Crooze FM
- Belgium;
- Broadcast area: Flanders and Brussels
- Frequencies: Until 2017: 104.2 MHz (Antwerp); 106.5 MHz (Brussels); 106.4 MHz (Ghent);

Programming
- Language: Dutch
- Format: Smooth Jazz, Jazz, Soul

Ownership
- Owner: Frank Leysen

History
- First air date: 2004
- Last air date: 15 May 2024; 22 months ago

Links
- Webcast: Listen live
- Website: Official website at the Wayback Machine (archived 2024-07-10)

= Crooze FM =

Crooze FM (styled CROOZE.fm, later CROOZE.eu) was a Belgian Jazz radio station created in 2004, broadcasting in Antwerp, Brussels and Ghent and specialized in mainly Jazz, Soul and Lounge. Other genres played regularly on Crooze FM included R&B music, Nu-jazz, Funk, Deep House and Chill.
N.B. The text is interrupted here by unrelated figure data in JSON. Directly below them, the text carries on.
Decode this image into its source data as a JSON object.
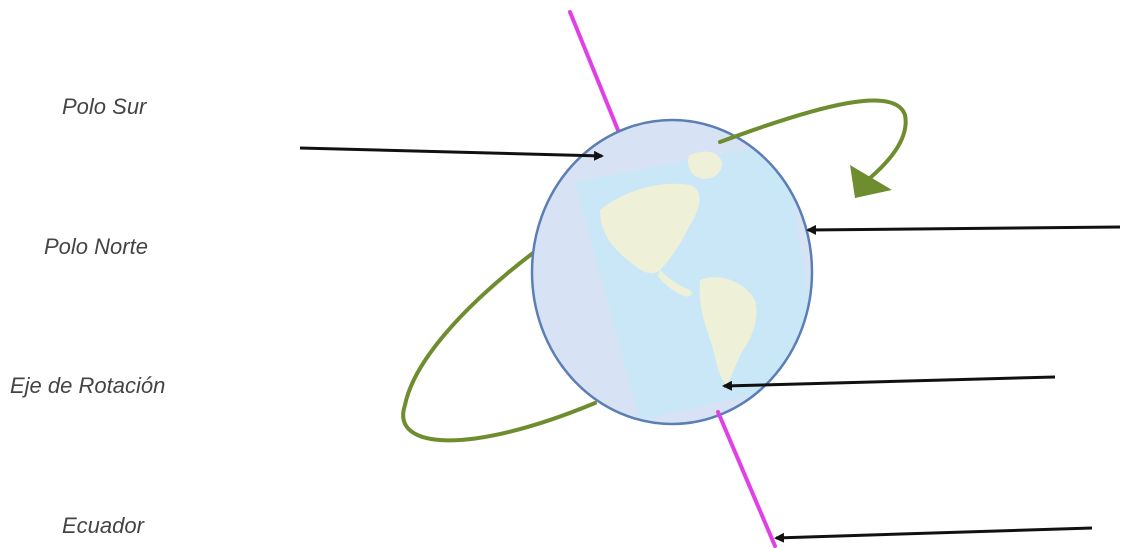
{
  "labels": [
    {
      "text": "Polo Sur"
    },
    {
      "text": "Polo Norte"
    },
    {
      "text": "Eje de Rotación"
    },
    {
      "text": "Ecuador"
    }
  ],
  "colors": {
    "axis": "#e040e6",
    "orbit": "#6d8d2f",
    "globe_outline": "#5b7fb5",
    "globe_fill": "#d7e3f4",
    "ocean": "#c9e7f7",
    "land": "#eef1d8",
    "arrow": "#111111",
    "label": "#444444"
  },
  "icons": {
    "globe": "earth-globe-icon",
    "rotation": "rotation-arrow-icon"
  }
}
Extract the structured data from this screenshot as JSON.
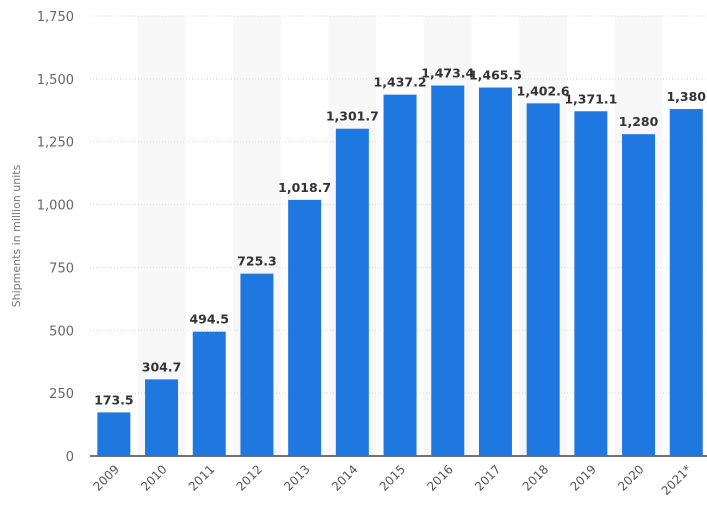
{
  "chart_data": {
    "type": "bar",
    "title": "",
    "xlabel": "",
    "ylabel": "Shipments in million units",
    "categories": [
      "2009",
      "2010",
      "2011",
      "2012",
      "2013",
      "2014",
      "2015",
      "2016",
      "2017",
      "2018",
      "2019",
      "2020",
      "2021*"
    ],
    "values": [
      173.5,
      304.7,
      494.5,
      725.3,
      1018.7,
      1301.7,
      1437.2,
      1473.4,
      1465.5,
      1402.6,
      1371.1,
      1280,
      1380
    ],
    "data_labels": [
      "173.5",
      "304.7",
      "494.5",
      "725.3",
      "1,018.7",
      "1,301.7",
      "1,437.2",
      "1,473.4",
      "1,465.5",
      "1,402.6",
      "1,371.1",
      "1,280",
      "1,380"
    ],
    "ylim": [
      0,
      1750
    ],
    "yticks": [
      0,
      250,
      500,
      750,
      1000,
      1250,
      1500,
      1750
    ],
    "ytick_labels": [
      "0",
      "250",
      "500",
      "750",
      "1,000",
      "1,250",
      "1,500",
      "1,750"
    ],
    "grid": true,
    "legend": "none",
    "colors": {
      "bar": "#1f77e0",
      "band": "#f7f7f7",
      "grid": "#d8d8d8",
      "axis": "#444444"
    }
  }
}
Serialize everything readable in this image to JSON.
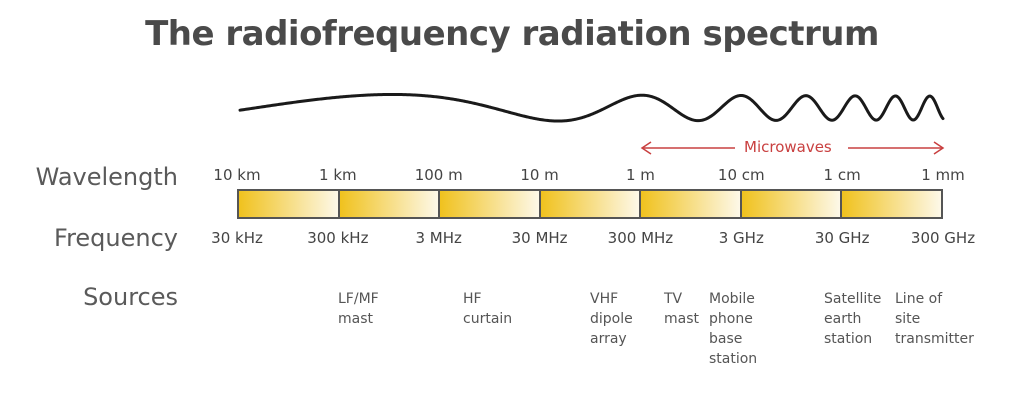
{
  "title": "The radiofrequency radiation spectrum",
  "row_labels": {
    "wavelength": "Wavelength",
    "frequency": "Frequency",
    "sources": "Sources"
  },
  "wavelengths": [
    "10 km",
    "1 km",
    "100 m",
    "10 m",
    "1 m",
    "10 cm",
    "1 cm",
    "1 mm"
  ],
  "frequencies": [
    "30 kHz",
    "300 kHz",
    "3 MHz",
    "30 MHz",
    "300 MHz",
    "3 GHz",
    "30 GHz",
    "300 GHz"
  ],
  "microwaves_label": "Microwaves",
  "sources": [
    [
      "LF/MF",
      "mast"
    ],
    [
      "HF",
      "curtain"
    ],
    [
      "VHF",
      "dipole",
      "array"
    ],
    [
      "TV",
      "mast"
    ],
    [
      "Mobile",
      "phone",
      "base",
      "station"
    ],
    [
      "Satellite",
      "earth",
      "station"
    ],
    [
      "Line of",
      "site",
      "transmitter"
    ]
  ],
  "colors": {
    "band_start": "#f0c21e",
    "band_end": "#fdf8e8",
    "wave": "#1a1a1a",
    "microwave": "#c94040",
    "border": "#555555"
  }
}
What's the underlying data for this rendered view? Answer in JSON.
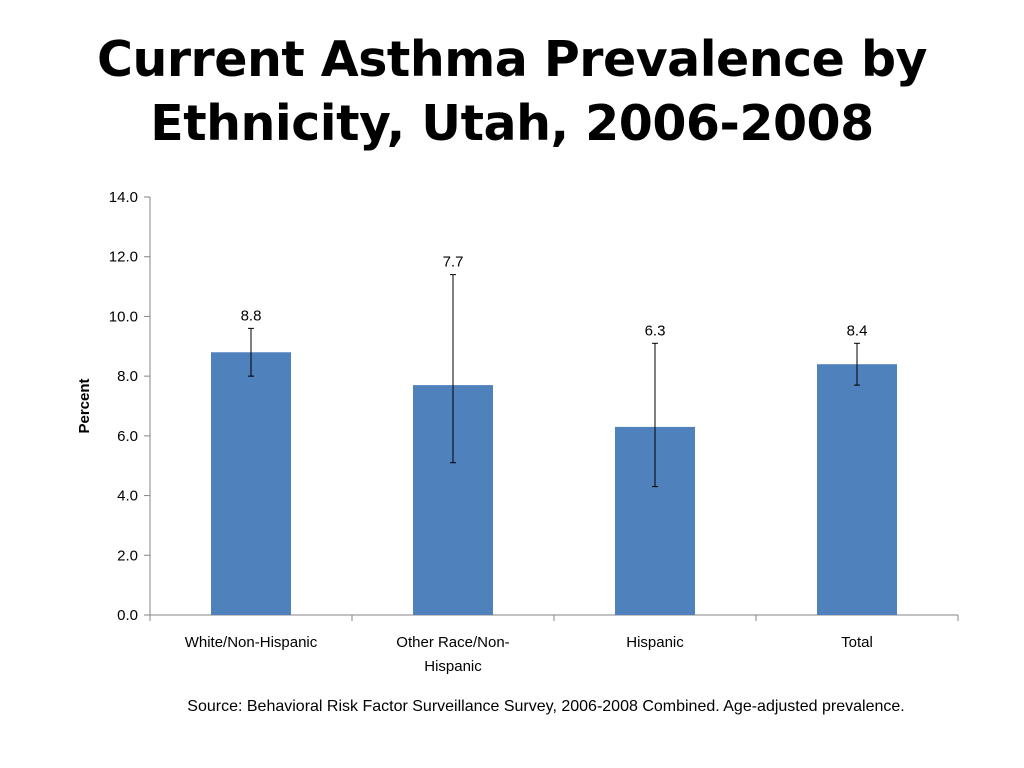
{
  "slide": {
    "title_line1": "Current Asthma Prevalence by",
    "title_line2": "Ethnicity, Utah, 2006-2008",
    "source": "Source: Behavioral Risk Factor Surveillance Survey, 2006-2008 Combined. Age-adjusted prevalence."
  },
  "chart_data": {
    "type": "bar",
    "title": "Current Asthma Prevalence by Ethnicity, Utah, 2006-2008",
    "ylabel": "Percent",
    "xlabel": "",
    "categories": [
      [
        "White/Non-Hispanic"
      ],
      [
        "Other Race/Non-",
        "Hispanic"
      ],
      [
        "Hispanic"
      ],
      [
        "Total"
      ]
    ],
    "values": [
      8.8,
      7.7,
      6.3,
      8.4
    ],
    "value_labels": [
      "8.8",
      "7.7",
      "6.3",
      "8.4"
    ],
    "error_bars": [
      {
        "low": 8.0,
        "high": 9.6
      },
      {
        "low": 5.1,
        "high": 11.4
      },
      {
        "low": 4.3,
        "high": 9.1
      },
      {
        "low": 7.7,
        "high": 9.1
      }
    ],
    "ylim": [
      0,
      14
    ],
    "yticks": [
      "0.0",
      "2.0",
      "4.0",
      "6.0",
      "8.0",
      "10.0",
      "12.0",
      "14.0"
    ],
    "ytick_values": [
      0,
      2,
      4,
      6,
      8,
      10,
      12,
      14
    ],
    "grid": false,
    "bar_color": "#4F81BD",
    "error_bar_color": "#000000",
    "axis_color": "#868686"
  }
}
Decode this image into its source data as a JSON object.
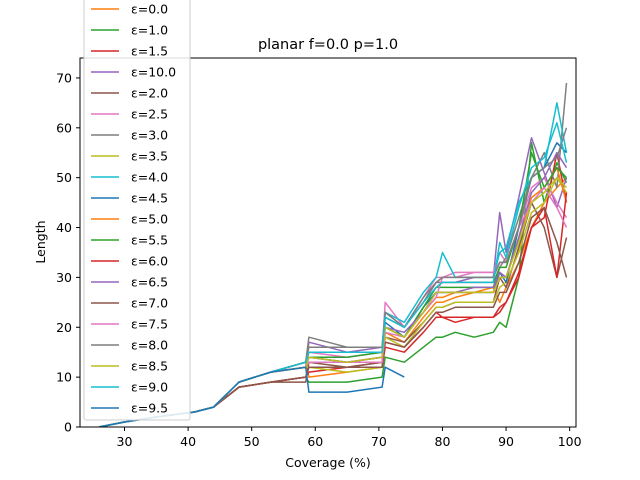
{
  "chart_data": {
    "type": "line",
    "title": "planar f=0.0 p=1.0",
    "xlabel": "Coverage (%)",
    "ylabel": "Length",
    "xlim": [
      23,
      101
    ],
    "ylim": [
      0,
      74
    ],
    "xticks": [
      30,
      40,
      50,
      60,
      70,
      80,
      90,
      100
    ],
    "yticks": [
      0,
      10,
      20,
      30,
      40,
      50,
      60,
      70
    ],
    "grid": false,
    "legend_position": "top-left",
    "series": [
      {
        "name": "ε=0.0",
        "color": "#ff7f0e",
        "x": [
          26,
          30,
          35,
          41,
          44,
          48,
          53,
          58.5,
          59,
          65,
          70.5,
          71,
          74,
          77,
          79,
          80,
          82,
          85,
          88,
          89,
          90,
          92,
          94,
          96,
          98,
          99.5
        ],
        "y": [
          0,
          1,
          2,
          3,
          4,
          9,
          11,
          13,
          10,
          11,
          12,
          19,
          17,
          22,
          25,
          25,
          26,
          27,
          28,
          25,
          28,
          33,
          40,
          45,
          48,
          50
        ]
      },
      {
        "name": "ε=1.0",
        "color": "#2ca02c",
        "x": [
          26,
          30,
          35,
          41,
          44,
          48,
          53,
          58.5,
          59,
          65,
          70.5,
          71,
          74,
          77,
          79,
          80,
          82,
          85,
          88,
          89,
          90,
          92,
          94,
          96,
          98,
          99.5
        ],
        "y": [
          0,
          1,
          2,
          3,
          4,
          8,
          9,
          10,
          9,
          9,
          10,
          14,
          13,
          16,
          18,
          18,
          19,
          18,
          19,
          21,
          20,
          30,
          57,
          45,
          53,
          49
        ]
      },
      {
        "name": "ε=1.5",
        "color": "#d62728",
        "x": [
          26,
          30,
          35,
          41,
          44,
          48,
          53,
          58.5,
          59,
          65,
          70.5,
          71,
          74,
          77,
          79,
          80,
          82,
          85,
          88,
          89,
          90,
          92,
          94,
          96,
          98,
          99.5
        ],
        "y": [
          0,
          1,
          2,
          3,
          4,
          8,
          9,
          10,
          11,
          12,
          13,
          17,
          16,
          20,
          23,
          22,
          21,
          22,
          22,
          23,
          25,
          31,
          40,
          42,
          55,
          45
        ]
      },
      {
        "name": "ε=10.0",
        "color": "#9467bd",
        "x": [
          26,
          30,
          35,
          41,
          44,
          48,
          53,
          58.5,
          59,
          65,
          70.5,
          71,
          74,
          77,
          79,
          80,
          82,
          85,
          88,
          89,
          90,
          92,
          94,
          96,
          98,
          99.5
        ],
        "y": [
          0,
          1,
          2,
          3,
          4,
          9,
          11,
          12,
          17,
          15,
          16,
          23,
          20,
          25,
          29,
          29,
          29,
          30,
          30,
          43,
          35,
          46,
          58,
          51,
          44,
          50
        ]
      },
      {
        "name": "ε=2.0",
        "color": "#8c564b",
        "x": [
          26,
          30,
          35,
          41,
          44,
          48,
          53,
          58.5,
          59,
          65,
          70.5,
          71,
          74,
          77,
          79,
          80,
          82,
          85,
          88,
          89,
          90,
          92,
          94,
          96,
          98,
          99.5
        ],
        "y": [
          0,
          1,
          2,
          3,
          4,
          8,
          9,
          9,
          13,
          12,
          13,
          18,
          17,
          21,
          24,
          24,
          25,
          25,
          25,
          30,
          28,
          36,
          45,
          40,
          30,
          38
        ]
      },
      {
        "name": "ε=2.5",
        "color": "#e377c2",
        "x": [
          26,
          30,
          35,
          41,
          44,
          48,
          53,
          58.5,
          59,
          65,
          70.5,
          71,
          74,
          77,
          79,
          80,
          82,
          85,
          88,
          89,
          90,
          92,
          94,
          96,
          98,
          99.5
        ],
        "y": [
          0,
          1,
          2,
          3,
          4,
          9,
          11,
          12,
          15,
          14,
          15,
          25,
          20,
          26,
          30,
          30,
          31,
          31,
          31,
          35,
          33,
          40,
          48,
          50,
          45,
          42
        ]
      },
      {
        "name": "ε=3.0",
        "color": "#7f7f7f",
        "x": [
          26,
          30,
          35,
          41,
          44,
          48,
          53,
          58.5,
          59,
          65,
          70.5,
          71,
          74,
          77,
          79,
          80,
          82,
          85,
          88,
          89,
          90,
          92,
          94,
          96,
          98,
          99.5
        ],
        "y": [
          0,
          1,
          2,
          3,
          4,
          9,
          11,
          13,
          16,
          16,
          16,
          22,
          20,
          25,
          29,
          29,
          29,
          29,
          29,
          32,
          34,
          42,
          50,
          55,
          48,
          69
        ]
      },
      {
        "name": "ε=3.5",
        "color": "#bcbd22",
        "x": [
          26,
          30,
          35,
          41,
          44,
          48,
          53,
          58.5,
          59,
          65,
          70.5,
          71,
          74,
          77,
          79,
          80,
          82,
          85,
          88,
          89,
          90,
          92,
          94,
          96,
          98,
          99.5
        ],
        "y": [
          0,
          1,
          2,
          3,
          4,
          9,
          11,
          12,
          12,
          11,
          12,
          18,
          16,
          21,
          24,
          24,
          25,
          25,
          25,
          28,
          29,
          35,
          43,
          45,
          50,
          47
        ]
      },
      {
        "name": "ε=4.0",
        "color": "#17becf",
        "x": [
          26,
          30,
          35,
          41,
          44,
          48,
          53,
          58.5,
          59,
          65,
          70.5,
          71,
          74,
          77,
          79,
          80,
          82,
          85,
          88,
          89,
          90,
          92,
          94,
          96,
          98,
          99.5
        ],
        "y": [
          0,
          1,
          2,
          3,
          4,
          9,
          11,
          13,
          15,
          15,
          15,
          23,
          21,
          27,
          30,
          35,
          30,
          30,
          30,
          35,
          36,
          45,
          50,
          52,
          65,
          55
        ]
      },
      {
        "name": "ε=4.5",
        "color": "#1f77b4",
        "x": [
          26,
          30,
          35,
          41,
          44,
          48,
          53,
          58.5,
          59,
          65,
          70.5,
          71,
          74,
          77,
          79,
          80,
          82,
          85,
          88,
          89,
          90,
          92,
          94,
          96,
          98,
          99.5
        ],
        "y": [
          0,
          1,
          2,
          3,
          4,
          9,
          11,
          13,
          14,
          13,
          14,
          21,
          18,
          24,
          27,
          27,
          27,
          27,
          27,
          31,
          29,
          40,
          50,
          52,
          57,
          55
        ]
      },
      {
        "name": "ε=5.0",
        "color": "#ff7f0e",
        "x": [
          26,
          30,
          35,
          41,
          44,
          48,
          53,
          58.5,
          59,
          65,
          70.5,
          71,
          74,
          77,
          79,
          80,
          82,
          85,
          88,
          89,
          90,
          92,
          94,
          96,
          98,
          99.5
        ],
        "y": [
          0,
          1,
          2,
          3,
          4,
          9,
          11,
          12,
          13,
          13,
          14,
          20,
          18,
          23,
          26,
          26,
          27,
          27,
          27,
          30,
          30,
          38,
          46,
          48,
          52,
          45
        ]
      },
      {
        "name": "ε=5.5",
        "color": "#2ca02c",
        "x": [
          26,
          30,
          35,
          41,
          44,
          48,
          53,
          58.5,
          59,
          65,
          70.5,
          71,
          74,
          77,
          79,
          80,
          82,
          85,
          88,
          89,
          90,
          92,
          94,
          96,
          98,
          99.5
        ],
        "y": [
          0,
          1,
          2,
          3,
          4,
          9,
          11,
          12,
          14,
          14,
          15,
          20,
          18,
          24,
          28,
          28,
          28,
          28,
          28,
          32,
          32,
          40,
          55,
          48,
          52,
          50
        ]
      },
      {
        "name": "ε=6.0",
        "color": "#d62728",
        "x": [
          26,
          30,
          35,
          41,
          44,
          48,
          53,
          58.5,
          59,
          65,
          70.5,
          71,
          74,
          77,
          79,
          80,
          82,
          85,
          88,
          89,
          90,
          92,
          94,
          96,
          98,
          99.5
        ],
        "y": [
          0,
          1,
          2,
          3,
          4,
          8,
          9,
          10,
          12,
          12,
          12,
          16,
          15,
          19,
          22,
          22,
          22,
          22,
          22,
          24,
          25,
          30,
          40,
          44,
          30,
          47
        ]
      },
      {
        "name": "ε=6.5",
        "color": "#9467bd",
        "x": [
          26,
          30,
          35,
          41,
          44,
          48,
          53,
          58.5,
          59,
          65,
          70.5,
          71,
          74,
          77,
          79,
          80,
          82,
          85,
          88,
          89,
          90,
          92,
          94,
          96,
          98,
          99.5
        ],
        "y": [
          0,
          1,
          2,
          3,
          4,
          9,
          11,
          12,
          14,
          13,
          14,
          20,
          19,
          23,
          27,
          27,
          27,
          28,
          28,
          31,
          30,
          38,
          47,
          50,
          55,
          52
        ]
      },
      {
        "name": "ε=7.0",
        "color": "#8c564b",
        "x": [
          26,
          30,
          35,
          41,
          44,
          48,
          53,
          58.5,
          59,
          65,
          70.5,
          71,
          74,
          77,
          79,
          80,
          82,
          85,
          88,
          89,
          90,
          92,
          94,
          96,
          98,
          99.5
        ],
        "y": [
          0,
          1,
          2,
          3,
          4,
          8,
          9,
          10,
          12,
          12,
          12,
          17,
          16,
          20,
          23,
          23,
          24,
          24,
          24,
          27,
          27,
          33,
          42,
          44,
          37,
          30
        ]
      },
      {
        "name": "ε=7.5",
        "color": "#e377c2",
        "x": [
          26,
          30,
          35,
          41,
          44,
          48,
          53,
          58.5,
          59,
          65,
          70.5,
          71,
          74,
          77,
          79,
          80,
          82,
          85,
          88,
          89,
          90,
          92,
          94,
          96,
          98,
          99.5
        ],
        "y": [
          0,
          1,
          2,
          3,
          4,
          9,
          11,
          12,
          13,
          13,
          13,
          19,
          18,
          23,
          26,
          30,
          30,
          31,
          31,
          33,
          33,
          40,
          45,
          48,
          44,
          40
        ]
      },
      {
        "name": "ε=8.0",
        "color": "#7f7f7f",
        "x": [
          26,
          30,
          35,
          41,
          44,
          48,
          53,
          58.5,
          59,
          65,
          70.5,
          71,
          74,
          77,
          79,
          80,
          82,
          85,
          88,
          89,
          90,
          92,
          94,
          96,
          98,
          99.5
        ],
        "y": [
          0,
          1,
          2,
          3,
          4,
          9,
          11,
          13,
          18,
          16,
          16,
          23,
          20,
          26,
          29,
          30,
          30,
          30,
          30,
          33,
          33,
          40,
          50,
          52,
          54,
          60
        ]
      },
      {
        "name": "ε=8.5",
        "color": "#bcbd22",
        "x": [
          26,
          30,
          35,
          41,
          44,
          48,
          53,
          58.5,
          59,
          65,
          70.5,
          71,
          74,
          77,
          79,
          80,
          82,
          85,
          88,
          89,
          90,
          92,
          94,
          96,
          98,
          99.5
        ],
        "y": [
          0,
          1,
          2,
          3,
          4,
          9,
          11,
          12,
          14,
          13,
          14,
          20,
          18,
          23,
          27,
          27,
          27,
          27,
          27,
          30,
          30,
          37,
          45,
          47,
          50,
          48
        ]
      },
      {
        "name": "ε=9.0",
        "color": "#17becf",
        "x": [
          26,
          30,
          35,
          41,
          44,
          48,
          53,
          58.5,
          59,
          65,
          70.5,
          71,
          74,
          77,
          79,
          80,
          82,
          85,
          88,
          89,
          90,
          92,
          94,
          96,
          98,
          99.5
        ],
        "y": [
          0,
          1,
          2,
          3,
          4,
          9,
          11,
          13,
          15,
          15,
          15,
          22,
          20,
          25,
          28,
          29,
          29,
          29,
          29,
          37,
          34,
          44,
          52,
          54,
          61,
          53
        ]
      },
      {
        "name": "ε=9.5",
        "color": "#1f77b4",
        "x": [
          26,
          30,
          35,
          41,
          44,
          48,
          53,
          58.5,
          59,
          65,
          70.5,
          71,
          74,
          77,
          79,
          80,
          82,
          85,
          88,
          89,
          90,
          92,
          94,
          96,
          98,
          99.5
        ],
        "y": [
          0,
          1,
          2,
          3,
          4,
          9,
          11,
          12,
          7,
          7,
          8,
          12,
          10,
          null,
          null,
          null,
          null,
          null,
          null,
          null,
          null,
          null,
          null,
          null,
          null,
          null
        ]
      }
    ]
  }
}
In 2004 and 2005, Crooze FM was elected in the Radiovisie.be Radio Awards. In 2004 as Best Newcomer and in 2005 Crooze won the awards Best Radiostation and Best Website.

Crooze became an internet-only station in 2017. In 2022, it was taken over by Raf Geudens and began broadcasting on one of Belgium's national DAB+ multiplexes. However, the station had few listeners and little advertising, and it was not rated by CIM. The last broadcast by Crooze was on 15 May 2024.

By early 2026, its web streams and website no longer appeared to be operational. A fan project NUCROOZE was later launched to preserve the station's musical spirit and programming legacy.